This answer is based on reading the following files:
/etc/cron.daily/apt
/etc/apt/apt.conf.d/10periodic
/etc/apt/apt.conf.d/50unattended-upgrades
/usr/share/doc/unattended-upgrades/README
which are part of packages (including unattended-upgrades and update-notifier-common) included in the standard Ubuntu installation. There are other tools available from the distribution that could achieve the same ends, such as apticron and cron-apt.
In the file /etc/apt/apt.conf.d/10periodic, add a line
APT::Periodic::Unattended-Upgrade "1";
This configures Apt's periodic scripts to run an unattended upgrade every day. For a longer interval, increase the 1 to a larger number. A 0 for this variable would mean 'disabled'.

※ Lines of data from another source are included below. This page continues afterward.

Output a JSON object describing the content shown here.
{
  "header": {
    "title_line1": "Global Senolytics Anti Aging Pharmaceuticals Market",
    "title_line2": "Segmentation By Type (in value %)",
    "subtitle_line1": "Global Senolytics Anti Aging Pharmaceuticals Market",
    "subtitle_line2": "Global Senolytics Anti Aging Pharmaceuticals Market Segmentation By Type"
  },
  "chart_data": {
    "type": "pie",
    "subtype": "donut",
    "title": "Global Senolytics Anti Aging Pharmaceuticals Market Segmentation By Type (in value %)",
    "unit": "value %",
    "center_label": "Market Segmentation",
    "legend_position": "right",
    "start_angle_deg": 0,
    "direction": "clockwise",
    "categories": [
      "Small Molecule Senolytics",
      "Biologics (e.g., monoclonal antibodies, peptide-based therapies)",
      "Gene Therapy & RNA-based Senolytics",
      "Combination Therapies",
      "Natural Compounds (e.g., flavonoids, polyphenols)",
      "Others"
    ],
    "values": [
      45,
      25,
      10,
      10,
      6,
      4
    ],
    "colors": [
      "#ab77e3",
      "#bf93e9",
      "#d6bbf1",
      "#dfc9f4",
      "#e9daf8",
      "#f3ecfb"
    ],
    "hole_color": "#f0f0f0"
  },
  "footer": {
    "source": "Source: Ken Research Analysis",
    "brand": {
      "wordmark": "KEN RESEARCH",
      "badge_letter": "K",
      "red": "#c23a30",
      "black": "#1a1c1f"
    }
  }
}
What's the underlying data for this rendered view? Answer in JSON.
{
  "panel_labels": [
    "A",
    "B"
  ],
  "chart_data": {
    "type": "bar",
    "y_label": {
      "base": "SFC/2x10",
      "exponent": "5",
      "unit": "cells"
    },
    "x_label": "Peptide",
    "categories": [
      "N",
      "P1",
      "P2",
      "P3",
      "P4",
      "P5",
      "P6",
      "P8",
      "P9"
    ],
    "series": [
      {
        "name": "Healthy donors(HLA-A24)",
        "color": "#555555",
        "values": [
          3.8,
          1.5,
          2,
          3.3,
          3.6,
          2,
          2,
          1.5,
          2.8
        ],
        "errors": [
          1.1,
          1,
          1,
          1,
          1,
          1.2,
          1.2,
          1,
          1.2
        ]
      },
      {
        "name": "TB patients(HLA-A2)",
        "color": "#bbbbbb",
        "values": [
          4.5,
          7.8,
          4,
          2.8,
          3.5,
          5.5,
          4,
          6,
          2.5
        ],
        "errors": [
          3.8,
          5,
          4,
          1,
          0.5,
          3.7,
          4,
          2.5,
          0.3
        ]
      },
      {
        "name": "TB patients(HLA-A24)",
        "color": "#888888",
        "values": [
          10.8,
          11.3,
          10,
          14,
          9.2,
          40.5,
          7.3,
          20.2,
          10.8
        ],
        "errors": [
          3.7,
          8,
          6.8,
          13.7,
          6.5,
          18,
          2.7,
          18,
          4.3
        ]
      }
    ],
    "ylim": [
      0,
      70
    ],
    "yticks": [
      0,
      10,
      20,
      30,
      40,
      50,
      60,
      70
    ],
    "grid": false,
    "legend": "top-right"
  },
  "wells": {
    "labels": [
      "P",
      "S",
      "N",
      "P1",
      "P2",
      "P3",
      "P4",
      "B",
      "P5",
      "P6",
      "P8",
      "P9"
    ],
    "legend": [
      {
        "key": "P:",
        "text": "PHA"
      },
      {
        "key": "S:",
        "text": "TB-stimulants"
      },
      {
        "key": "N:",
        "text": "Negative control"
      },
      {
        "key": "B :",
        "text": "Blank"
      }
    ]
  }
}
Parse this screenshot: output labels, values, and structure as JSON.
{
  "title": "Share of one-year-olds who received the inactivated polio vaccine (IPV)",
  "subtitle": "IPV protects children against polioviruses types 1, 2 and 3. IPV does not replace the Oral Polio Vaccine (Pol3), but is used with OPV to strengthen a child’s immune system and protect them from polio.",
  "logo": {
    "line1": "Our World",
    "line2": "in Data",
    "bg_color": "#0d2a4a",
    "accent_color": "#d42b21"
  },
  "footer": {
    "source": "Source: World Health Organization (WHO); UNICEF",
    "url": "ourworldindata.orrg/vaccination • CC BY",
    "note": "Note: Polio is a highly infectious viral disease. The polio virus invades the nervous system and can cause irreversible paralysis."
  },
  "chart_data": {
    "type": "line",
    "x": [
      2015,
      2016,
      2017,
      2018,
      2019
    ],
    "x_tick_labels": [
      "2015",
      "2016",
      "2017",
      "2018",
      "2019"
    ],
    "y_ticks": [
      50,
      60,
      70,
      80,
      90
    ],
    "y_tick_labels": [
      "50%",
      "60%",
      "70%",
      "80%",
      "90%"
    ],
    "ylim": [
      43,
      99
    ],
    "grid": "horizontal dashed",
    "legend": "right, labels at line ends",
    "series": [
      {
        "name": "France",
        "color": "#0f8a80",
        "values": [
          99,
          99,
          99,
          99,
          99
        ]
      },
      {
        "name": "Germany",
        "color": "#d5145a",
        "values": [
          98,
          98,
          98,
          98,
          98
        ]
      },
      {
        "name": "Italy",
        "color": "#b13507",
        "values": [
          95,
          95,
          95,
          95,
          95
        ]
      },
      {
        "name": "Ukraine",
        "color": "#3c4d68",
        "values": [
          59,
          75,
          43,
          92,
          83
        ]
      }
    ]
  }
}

In tandem with this, the autoclean line should be enabled by replacing a 0 there:
APT::Periodic::AutocleanInterval "1";
By default, Ubuntu 8.04 only configures automatic unattended upgrades
from the hardy-security archive. This will cover you against security vulnerabilities, but not for general bug-fix releases. For that, you need to enable the hardy-updates archive in /etc/apt/apt.conf.d/50unattended-upgrades:
// Uncomment the line that reads as follows:
"Ubuntu hardy-updates";
Ubuntu's spec for this feature appears on a wiki page.
Note that Debian systems seem to have the same exact infrastructure, apparently from this feature migrating upstream.